Turkey's President Tayyip Erdogan addresses the Turkish Parliament during a debate marking the reconvene of the parliament in Ankara October 1, 2014 (Photo: Reuters)
Turkish President Recep Tayyip Erdogan reacted angrily on Saturday to comments by US Vice President Joe Biden that Turkey and others in the region had financed and armed jihadist organisations in Syria.
"If Mr Biden used such language, that would make him a man of the past for me," Erdogan told a press conference in Istanbul.
"No one can accuse Turkey of having supported any terrorist organisation in Syria, including IS," he said, referring to the Islamic State jihadist group.
He was responding to comments made by Biden at Harvard University on Thursday, in which the vice president bluntly criticised allies in Turkey and the Arab world for supporting Sunni militant groups, such as IS and the Al-Qaeda-affiliated Al-Nusra.
"Our allies in the region were our biggest problem in Syria," Biden said in response to a question about whether the US should have acted more quickly in the region.
"The Turks are great friends and I have a great relationship with Erdogan. The Saudis, the Emiratis etc. But what were they doing? They were so determined to take down (Syrian President Bashar al-)Assad and essentially have a proxy Sunni-Shia war that they poured hundreds of millions of dollars and tens of thousands of tonnes of weapons into anyone who would fight against Assad.

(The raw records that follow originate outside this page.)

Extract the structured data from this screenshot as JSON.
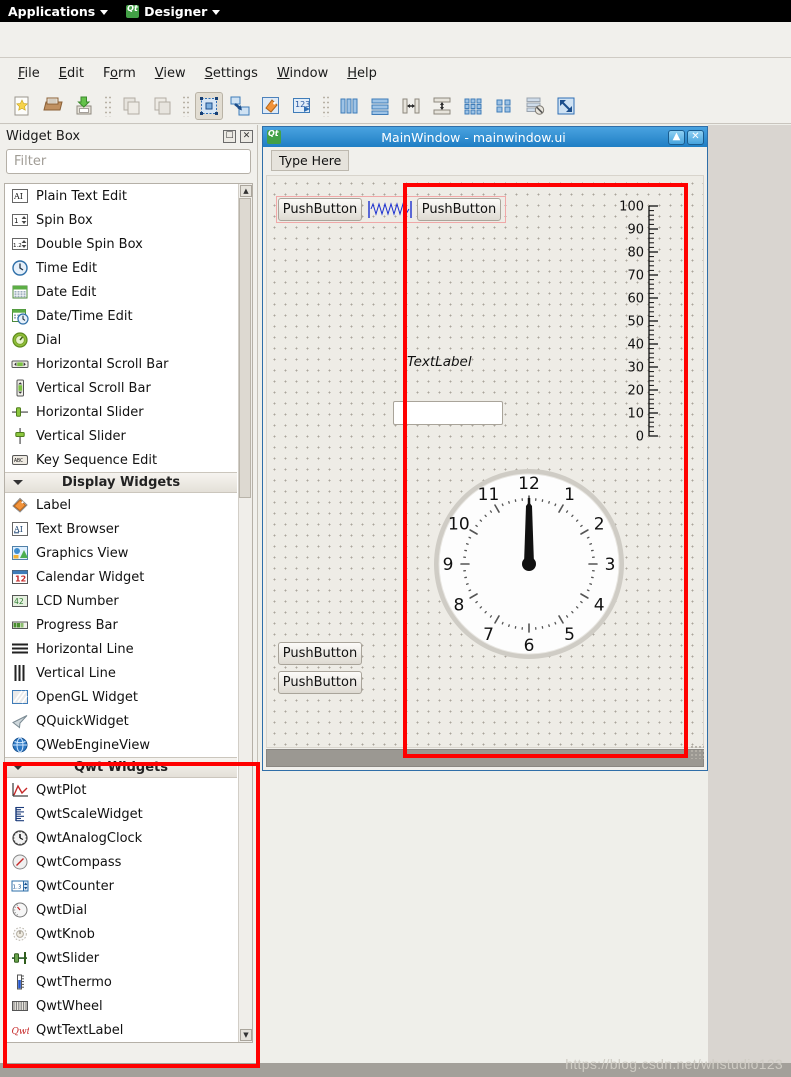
{
  "desktop": {
    "applications_label": "Applications",
    "app_label": "Designer",
    "qt_icon": "qt-logo-icon"
  },
  "menubar": {
    "items": [
      {
        "label": "File",
        "mnemonic": "F"
      },
      {
        "label": "Edit",
        "mnemonic": "E"
      },
      {
        "label": "Form",
        "mnemonic": "o"
      },
      {
        "label": "View",
        "mnemonic": "V"
      },
      {
        "label": "Settings",
        "mnemonic": "S"
      },
      {
        "label": "Window",
        "mnemonic": "W"
      },
      {
        "label": "Help",
        "mnemonic": "H"
      }
    ]
  },
  "toolbar": {
    "buttons": [
      {
        "name": "new-form-icon",
        "tip": "New"
      },
      {
        "name": "open-form-icon",
        "tip": "Open"
      },
      {
        "name": "save-form-icon",
        "tip": "Save"
      },
      {
        "name": "copy-icon",
        "tip": "Copy"
      },
      {
        "name": "paste-icon",
        "tip": "Paste"
      },
      {
        "name": "edit-widgets-icon",
        "tip": "Edit Widgets",
        "active": true
      },
      {
        "name": "edit-signals-slots-icon",
        "tip": "Edit Signals/Slots"
      },
      {
        "name": "edit-buddies-icon",
        "tip": "Edit Buddies"
      },
      {
        "name": "edit-tab-order-icon",
        "tip": "Edit Tab Order"
      },
      {
        "name": "layout-horizontally-icon",
        "tip": "Lay Out Horizontally"
      },
      {
        "name": "layout-vertically-icon",
        "tip": "Lay Out Vertically"
      },
      {
        "name": "layout-splitter-horizontal-icon",
        "tip": "Lay Out Horizontally in Splitter"
      },
      {
        "name": "layout-splitter-vertical-icon",
        "tip": "Lay Out Vertically in Splitter"
      },
      {
        "name": "layout-grid-icon",
        "tip": "Lay Out in a Grid"
      },
      {
        "name": "layout-form-icon",
        "tip": "Lay Out in a Form Layout"
      },
      {
        "name": "break-layout-icon",
        "tip": "Break Layout"
      },
      {
        "name": "adjust-size-icon",
        "tip": "Adjust Size"
      }
    ]
  },
  "widget_box": {
    "title": "Widget Box",
    "float_button": "float-icon",
    "close_button": "close-icon",
    "filter_placeholder": "Filter",
    "rows": [
      {
        "type": "item",
        "label": "Plain Text Edit",
        "icon": "plain-text-edit-icon"
      },
      {
        "type": "item",
        "label": "Spin Box",
        "icon": "spin-box-icon"
      },
      {
        "type": "item",
        "label": "Double Spin Box",
        "icon": "double-spin-box-icon"
      },
      {
        "type": "item",
        "label": "Time Edit",
        "icon": "time-edit-icon"
      },
      {
        "type": "item",
        "label": "Date Edit",
        "icon": "date-edit-icon"
      },
      {
        "type": "item",
        "label": "Date/Time Edit",
        "icon": "date-time-edit-icon"
      },
      {
        "type": "item",
        "label": "Dial",
        "icon": "dial-icon"
      },
      {
        "type": "item",
        "label": "Horizontal Scroll Bar",
        "icon": "horizontal-scroll-bar-icon"
      },
      {
        "type": "item",
        "label": "Vertical Scroll Bar",
        "icon": "vertical-scroll-bar-icon"
      },
      {
        "type": "item",
        "label": "Horizontal Slider",
        "icon": "horizontal-slider-icon"
      },
      {
        "type": "item",
        "label": "Vertical Slider",
        "icon": "vertical-slider-icon"
      },
      {
        "type": "item",
        "label": "Key Sequence Edit",
        "icon": "key-sequence-edit-icon"
      },
      {
        "type": "category",
        "label": "Display Widgets"
      },
      {
        "type": "item",
        "label": "Label",
        "icon": "label-icon"
      },
      {
        "type": "item",
        "label": "Text Browser",
        "icon": "text-browser-icon"
      },
      {
        "type": "item",
        "label": "Graphics View",
        "icon": "graphics-view-icon"
      },
      {
        "type": "item",
        "label": "Calendar Widget",
        "icon": "calendar-widget-icon"
      },
      {
        "type": "item",
        "label": "LCD Number",
        "icon": "lcd-number-icon"
      },
      {
        "type": "item",
        "label": "Progress Bar",
        "icon": "progress-bar-icon"
      },
      {
        "type": "item",
        "label": "Horizontal Line",
        "icon": "horizontal-line-icon"
      },
      {
        "type": "item",
        "label": "Vertical Line",
        "icon": "vertical-line-icon"
      },
      {
        "type": "item",
        "label": "OpenGL Widget",
        "icon": "opengl-widget-icon"
      },
      {
        "type": "item",
        "label": "QQuickWidget",
        "icon": "qquickwidget-icon"
      },
      {
        "type": "item",
        "label": "QWebEngineView",
        "icon": "qwebengineview-icon"
      },
      {
        "type": "category",
        "label": "Qwt Widgets"
      },
      {
        "type": "item",
        "label": "QwtPlot",
        "icon": "qwtplot-icon"
      },
      {
        "type": "item",
        "label": "QwtScaleWidget",
        "icon": "qwtscalewidget-icon"
      },
      {
        "type": "item",
        "label": "QwtAnalogClock",
        "icon": "qwtanalogclock-icon"
      },
      {
        "type": "item",
        "label": "QwtCompass",
        "icon": "qwtcompass-icon"
      },
      {
        "type": "item",
        "label": "QwtCounter",
        "icon": "qwtcounter-icon"
      },
      {
        "type": "item",
        "label": "QwtDial",
        "icon": "qwtdial-icon"
      },
      {
        "type": "item",
        "label": "QwtKnob",
        "icon": "qwtknob-icon"
      },
      {
        "type": "item",
        "label": "QwtSlider",
        "icon": "qwtslider-icon"
      },
      {
        "type": "item",
        "label": "QwtThermo",
        "icon": "qwtthermo-icon"
      },
      {
        "type": "item",
        "label": "QwtWheel",
        "icon": "qwtwheel-icon"
      },
      {
        "type": "item",
        "label": "QwtTextLabel",
        "icon": "qwttextlabel-icon"
      }
    ]
  },
  "form_window": {
    "title": "MainWindow - mainwindow.ui",
    "minimize_label": "▲",
    "close_label": "✕",
    "menu_placeholder": "Type Here",
    "widgets": {
      "pushbutton_top_left": "PushButton",
      "spacer": "horizontal-spacer",
      "pushbutton_top_right": "PushButton",
      "text_label": "TextLabel",
      "line_edit_value": "",
      "pushbutton_bottom_1": "PushButton",
      "pushbutton_bottom_2": "PushButton"
    },
    "scale_widget": {
      "name": "QwtScaleWidget",
      "ticks": [
        "100",
        "90",
        "80",
        "70",
        "60",
        "50",
        "40",
        "30",
        "20",
        "10",
        "0"
      ],
      "min": 0,
      "max": 100,
      "step": 10
    },
    "analog_clock": {
      "name": "QwtAnalogClock",
      "hour_numerals": [
        "12",
        "1",
        "2",
        "3",
        "4",
        "5",
        "6",
        "7",
        "8",
        "9",
        "10",
        "11"
      ],
      "hour_hand_deg": 0,
      "minute_hand_deg": 0,
      "time": "12:00"
    }
  },
  "annotations": {
    "highlight_color": "#ff0000",
    "boxes": [
      "qwt-widgets-section",
      "form-qwt-area"
    ]
  },
  "watermark": {
    "text": "https://blog.csdn.net/whstudio123"
  }
}
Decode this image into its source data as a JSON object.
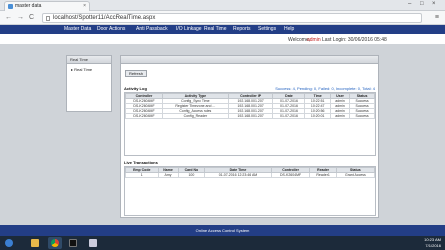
{
  "browser": {
    "tab_title": "master data",
    "tab_close": "×",
    "url": "localhost/Spotter11/AccRealTime.aspx",
    "back": "←",
    "forward": "→",
    "reload": "C",
    "menu": "≡",
    "window_controls": [
      "–",
      "□",
      "×"
    ]
  },
  "nav": {
    "items": [
      "Master Data",
      "Door Actions",
      "Anti Passback",
      "I/O Linkage",
      "Real Time",
      "Reports",
      "Settings",
      "Help"
    ]
  },
  "header": {
    "welcome_prefix": "Welcome,",
    "username": "admin",
    "last_login": "Last Login: 30/06/2016 05:48"
  },
  "sidebar": {
    "title": "Real Time",
    "items": [
      {
        "label": "Real Time"
      }
    ]
  },
  "main": {
    "refresh_label": "Refresh",
    "activity_log_title": "Activity Log",
    "activity_summary": "Success: 4, Pending: 0, Failed: 0, Incomplete: 0, Total: 4",
    "activity_columns": [
      "Controller",
      "Activity Type",
      "Controller IP",
      "Date",
      "Time",
      "User",
      "Status"
    ],
    "activity_rows": [
      [
        "DS-K2604MF",
        "Config_Sync Time",
        "192.168.001.207",
        "01-07-2016",
        "10:22:51",
        "admin",
        "Success"
      ],
      [
        "DS-K2604MF",
        "Register Timezone and ...",
        "192.168.001.207",
        "01-07-2016",
        "10:22:47",
        "admin",
        "Success"
      ],
      [
        "DS-K2604MF",
        "Config_Access rules",
        "192.168.001.207",
        "01-07-2016",
        "10:20:56",
        "admin",
        "Success"
      ],
      [
        "DS-K2604MF",
        "Config_Reader",
        "192.168.001.207",
        "01-07-2016",
        "10:20:01",
        "admin",
        "Success"
      ]
    ],
    "transactions_title": "Live Transactions",
    "transaction_columns": [
      "Emp Code",
      "Name",
      "Card No",
      "Date Time",
      "Controller",
      "Reader",
      "Status"
    ],
    "transaction_rows": [
      [
        "1",
        "Amy",
        "100",
        "01-07-2016 12:23:46 AM",
        "DS-K2604MF",
        "Reader1",
        "Grant Access"
      ]
    ]
  },
  "footer": {
    "text": "Online Access Control System"
  },
  "taskbar": {
    "time": "10:23 AM",
    "date": "7/1/2016"
  }
}
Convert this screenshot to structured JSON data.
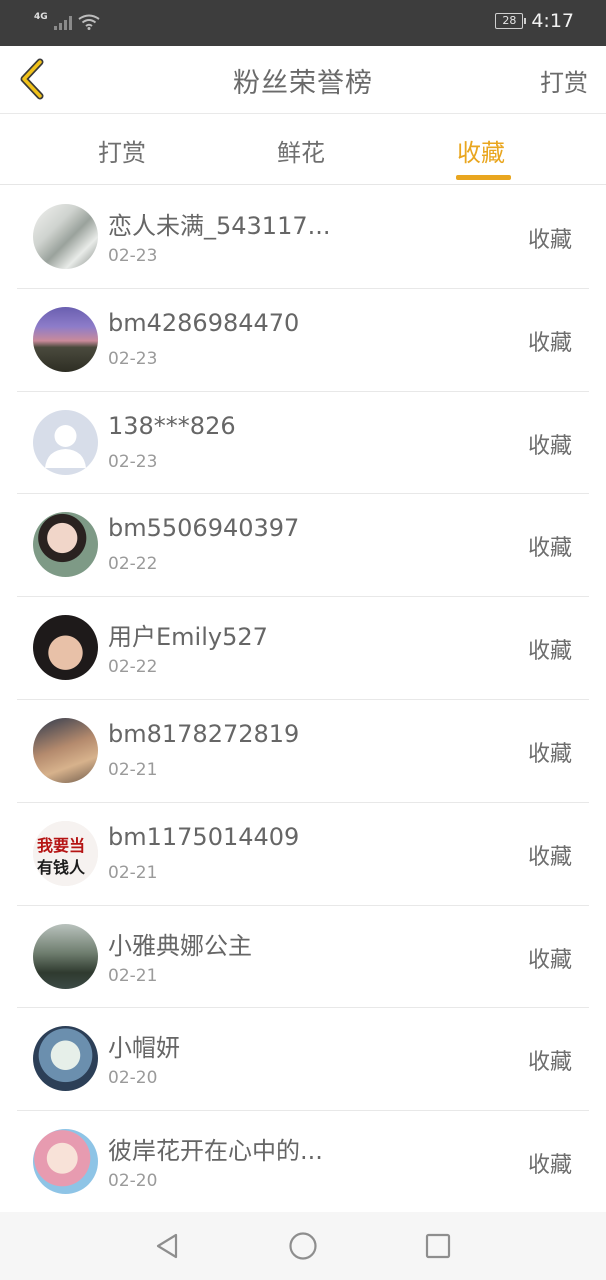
{
  "status_bar": {
    "network": "4G",
    "battery": "28",
    "time": "4:17"
  },
  "header": {
    "title": "粉丝荣誉榜",
    "action": "打赏"
  },
  "tabs": [
    {
      "label": "打赏",
      "active": false
    },
    {
      "label": "鲜花",
      "active": false
    },
    {
      "label": "收藏",
      "active": true
    }
  ],
  "fans": [
    {
      "name": "恋人未满_543117...",
      "date": "02-23",
      "action": "收藏"
    },
    {
      "name": "bm4286984470",
      "date": "02-23",
      "action": "收藏"
    },
    {
      "name": "138***826",
      "date": "02-23",
      "action": "收藏"
    },
    {
      "name": "bm5506940397",
      "date": "02-22",
      "action": "收藏"
    },
    {
      "name": "用户Emily527",
      "date": "02-22",
      "action": "收藏"
    },
    {
      "name": "bm8178272819",
      "date": "02-21",
      "action": "收藏"
    },
    {
      "name": "bm1175014409",
      "date": "02-21",
      "action": "收藏"
    },
    {
      "name": "小雅典娜公主",
      "date": "02-21",
      "action": "收藏"
    },
    {
      "name": "小帽妍",
      "date": "02-20",
      "action": "收藏"
    },
    {
      "name": "彼岸花开在心中的...",
      "date": "02-20",
      "action": "收藏"
    }
  ],
  "avatar_text": "我要当有钱人",
  "colors": {
    "accent": "#e9a61f",
    "status_bar": "#3d3d3d",
    "text": "#666666",
    "subtext": "#9a9a9a"
  },
  "icons": {
    "back": "chevron-left-icon",
    "nav_back": "triangle-back-icon",
    "nav_home": "circle-home-icon",
    "nav_recent": "square-recent-icon"
  }
}
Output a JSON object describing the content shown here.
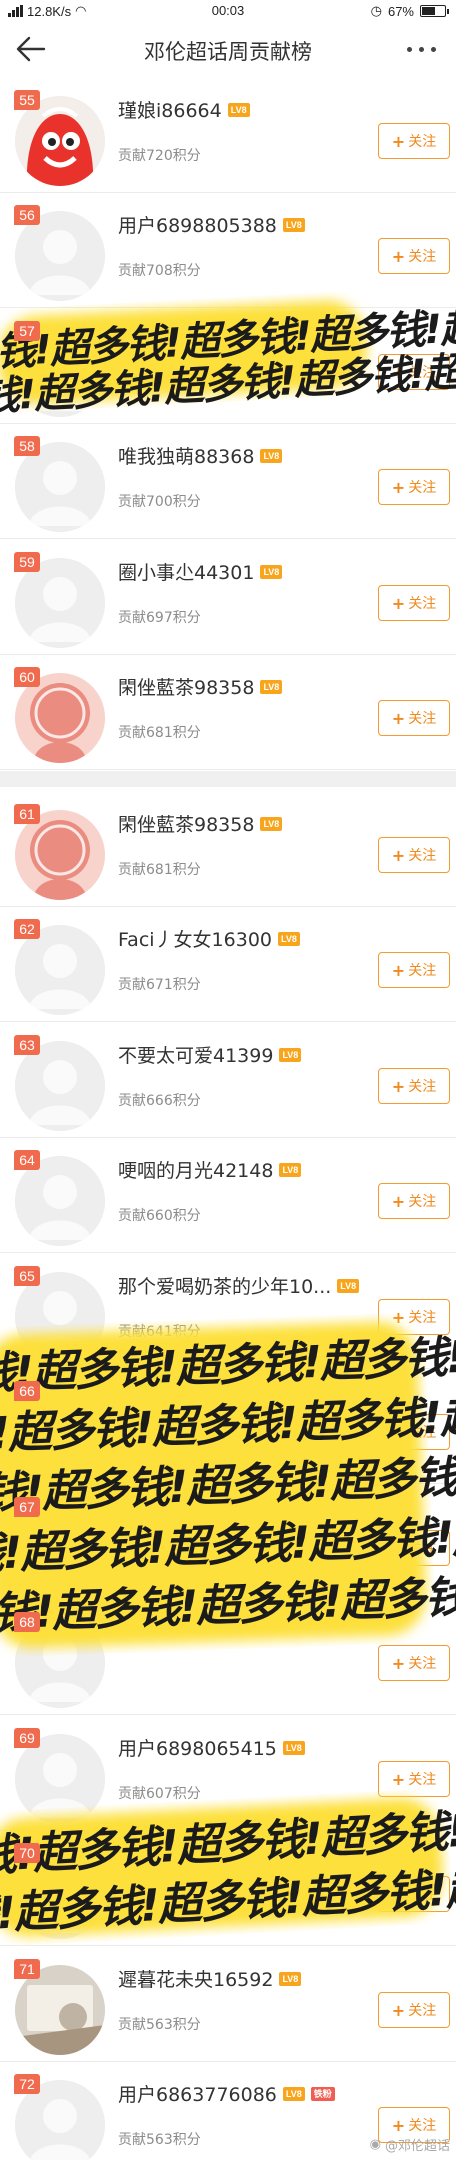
{
  "status_bar": {
    "network_speed": "12.8K/s",
    "time": "00:03",
    "battery": "67%",
    "battery_level": 0.67
  },
  "header": {
    "title": "邓伦超话周贡献榜",
    "back_icon": "back-arrow-icon",
    "more_icon": "more-dots-icon"
  },
  "follow_label": "关注",
  "follow_plus": "+",
  "sticker_text": "钱!超多钱!超多钱!超多钱!超多钱!超多",
  "watermark": "@邓伦超话",
  "colors": {
    "rank_badge": "#f06a4d",
    "level_badge": "#f8a51c",
    "follow_border": "#f39b30",
    "sticker_yellow": "#fde03a"
  },
  "rows": [
    {
      "rank": "55",
      "name": "瑾娘i86664",
      "level": "LV8",
      "score": "贡献720积分",
      "avatar": "cartoon-red-avatar"
    },
    {
      "rank": "56",
      "name": "用户6898805388",
      "level": "LV8",
      "score": "贡献708积分",
      "avatar": "default-avatar"
    },
    {
      "rank": "57",
      "name": "",
      "level": "",
      "score": "",
      "avatar": "default-avatar",
      "covered": true
    },
    {
      "rank": "58",
      "name": "唯我独萌88368",
      "level": "LV8",
      "score": "贡献700积分",
      "avatar": "default-avatar"
    },
    {
      "rank": "59",
      "name": "圈小事尐44301",
      "level": "LV8",
      "score": "贡献697积分",
      "avatar": "default-avatar"
    },
    {
      "rank": "60",
      "name": "閑侳藍茶98358",
      "level": "LV8",
      "score": "贡献681积分",
      "avatar": "pink-avatar"
    },
    {
      "rank": "61",
      "name": "閑侳藍茶98358",
      "level": "LV8",
      "score": "贡献681积分",
      "avatar": "pink-avatar"
    },
    {
      "rank": "62",
      "name": "Faci丿女女16300",
      "level": "LV8",
      "score": "贡献671积分",
      "avatar": "default-avatar"
    },
    {
      "rank": "63",
      "name": "不要太可爱41399",
      "level": "LV8",
      "score": "贡献666积分",
      "avatar": "default-avatar"
    },
    {
      "rank": "64",
      "name": "哽咽的月光42148",
      "level": "LV8",
      "score": "贡献660积分",
      "avatar": "default-avatar"
    },
    {
      "rank": "65",
      "name": "那个爱喝奶茶的少年10...",
      "level": "LV8",
      "score": "贡献641积分",
      "avatar": "default-avatar"
    },
    {
      "rank": "66",
      "name": "",
      "level": "",
      "score": "",
      "avatar": "default-avatar",
      "covered": true
    },
    {
      "rank": "67",
      "name": "",
      "level": "",
      "score": "",
      "avatar": "default-avatar",
      "covered": true
    },
    {
      "rank": "68",
      "name": "",
      "level": "",
      "score": "",
      "avatar": "default-avatar",
      "covered": true
    },
    {
      "rank": "69",
      "name": "用户6898065415",
      "level": "LV8",
      "score": "贡献607积分",
      "avatar": "default-avatar"
    },
    {
      "rank": "70",
      "name": "",
      "level": "",
      "score": "",
      "avatar": "default-avatar",
      "covered": true
    },
    {
      "rank": "71",
      "name": "遲暮花未央16592",
      "level": "LV8",
      "score": "贡献563积分",
      "avatar": "photo-avatar"
    },
    {
      "rank": "72",
      "name": "用户6863776086",
      "level": "LV8",
      "score": "贡献563积分",
      "avatar": "default-avatar",
      "extra_badge": "铁粉"
    }
  ]
}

"Except the people being supplied were Al-Nusra and Al-Qaeda and extremist elements of jihadis coming from other parts of the world.
"We couldn't convince our colleagues to stop supplying them."
Biden went on to say that these countries had now "woken up" to the threat from IS and other militants.
"It took a while for Turkey, a Sunni nation, to figure out that ISIL was a direct and immediate threat to their well-being," Biden said, using an alternative name for IS.
Turkey's parliament authorised military action against insurgent groups in Iraq and Syria on Thursday, and also allowed its territory to be used by NATO forces, although it has yet to outline concrete plans for action.